Puis, ayant passé le relais à un autre enfant, Nedin me fait comprendre qu’étant donné que je lui ai prêté mon vélo, il souhaite, en retour, me faire monter sur son cheval, Mendor. La proposition ne m’enchante guère. Je n’ai aucune notion d’équitation, et ne voudrais surtout pas qu’une chute mette un terme à mon voyage. Mais comment refuser sans manquer de politesse? Nedin arrive avec Mendor, et me lance: « Let’s go! ». Pour la première fois, je me trouve en situation de monter à cheval, je réfléchis à la manière de m’y prendre, et remarque qu’il n’a ni selle ni étrier. Soucieux de ne pas m’exposer à des risques inconsidérés, je me contente de le caresser en souriant bêtement, ça fait rire les enfants. Nedin vient à mon secours pour me montrer comment faire. Il se place à la gauche du cheval, d’une main saisit sa crinière, de l’autre prend appui sur le dos de l’animal; et gardant les deux pieds parallèles, se hisse en suspension en poussant sur ses bras tendus, puis dégage sa main droite, passe un pied par-dessus la croupe et s’assoit. La mandibule au ras du sternum, je reste pantois. Bien que me sentant absolument incapable de réussir un tel exercice, voulant prouver ma combativité, je me mets à l’ouvrage, essaie une fois, puis deux, puis trois; je ne décolle que de quelques centimètres, puis finis par hausser les épaules comme pour dire « j’ai fait ce que j’ai pu ». Nedin me sourit et me fait signe d’attendre. Une minute plus tard, il revient avec un petit poney. Non sans difficultés, je réussis à monter l’animal; je savoure mon triomphe, puis une fois là-haut: un flash rouge; mon sang se glace: « pourvu que je réussisse à en descendre indemne ».
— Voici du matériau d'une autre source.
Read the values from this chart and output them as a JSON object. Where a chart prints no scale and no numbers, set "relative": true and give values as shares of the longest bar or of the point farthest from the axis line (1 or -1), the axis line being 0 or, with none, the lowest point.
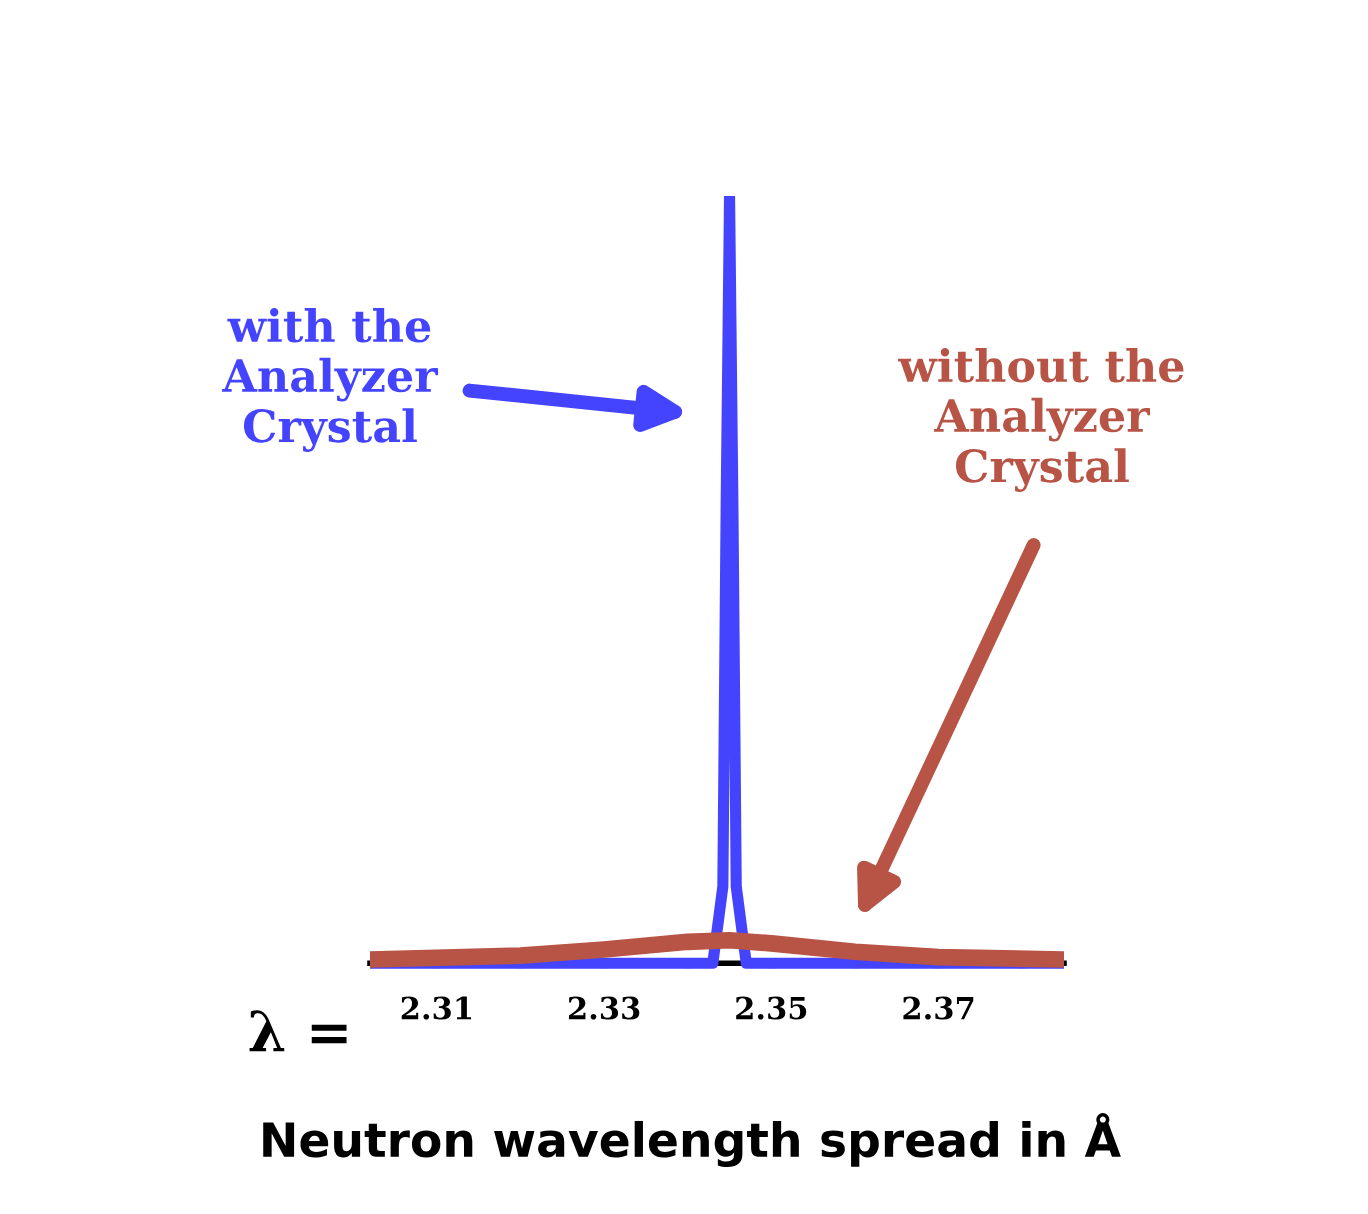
{
  "chart_data": {
    "type": "line",
    "relative": true,
    "xlabel": "Neutron wavelength spread in Å",
    "xlim": [
      2.302,
      2.385
    ],
    "xticks": [
      {
        "value": 2.31,
        "label": "2.31"
      },
      {
        "value": 2.32,
        "label": null
      },
      {
        "value": 2.33,
        "label": "2.33"
      },
      {
        "value": 2.34,
        "label": null
      },
      {
        "value": 2.35,
        "label": "2.35"
      },
      {
        "value": 2.36,
        "label": null
      },
      {
        "value": 2.37,
        "label": "2.37"
      },
      {
        "value": 2.38,
        "label": null
      }
    ],
    "series": [
      {
        "color": "#4444ff",
        "x": [
          2.302,
          2.33,
          2.343,
          2.3442,
          2.3446,
          2.345,
          2.3454,
          2.3458,
          2.347,
          2.36,
          2.385
        ],
        "values": [
          0,
          0,
          0,
          0.1,
          0.6,
          1,
          0.6,
          0.1,
          0,
          0,
          0
        ]
      },
      {
        "color": "#b85446",
        "x": [
          2.302,
          2.32,
          2.33,
          2.34,
          2.345,
          2.35,
          2.36,
          2.37,
          2.385
        ],
        "values": [
          0.005,
          0.01,
          0.018,
          0.028,
          0.03,
          0.026,
          0.015,
          0.008,
          0.005
        ]
      }
    ],
    "annotations": [
      "with the\nAnalyzer\nCrystal",
      "without the\nAnalyzer\nCrystal",
      "λ ="
    ],
    "grid": false,
    "marker": "none",
    "line_style": "solid"
  }
}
Chevauchant Mendor, Nedin me guide. S’échangeant mon vélo, quelques enfants nous suivent, ils rient, se chamaillent. On se promène autour du hameau, on longe la rivière, on traverse les champs. La terre, sèche, craquelée, amortit le bruit des pas; le mouvement de l’animal, plein de mollesse, me berce, je lâche les rênes, ferme à demi les paupières et respire le grand air. Emporté par le souffle de l’aventure, je réalise que je suis en train de voyager à cheval (à poney, c’est tout comme); à cheval à travers l’Albanie! Je vois le monde de plus haut, et l’horizon me semble plus lointain… Rêvant, je m’imagine déjà continuer jusqu’en Mongolie, jusqu’en Himalaya. A petit trot, Nedin accélère. Mon poney suit, je panique, et espère de toutes mes forces que nous n’irons pas jusqu’au galop.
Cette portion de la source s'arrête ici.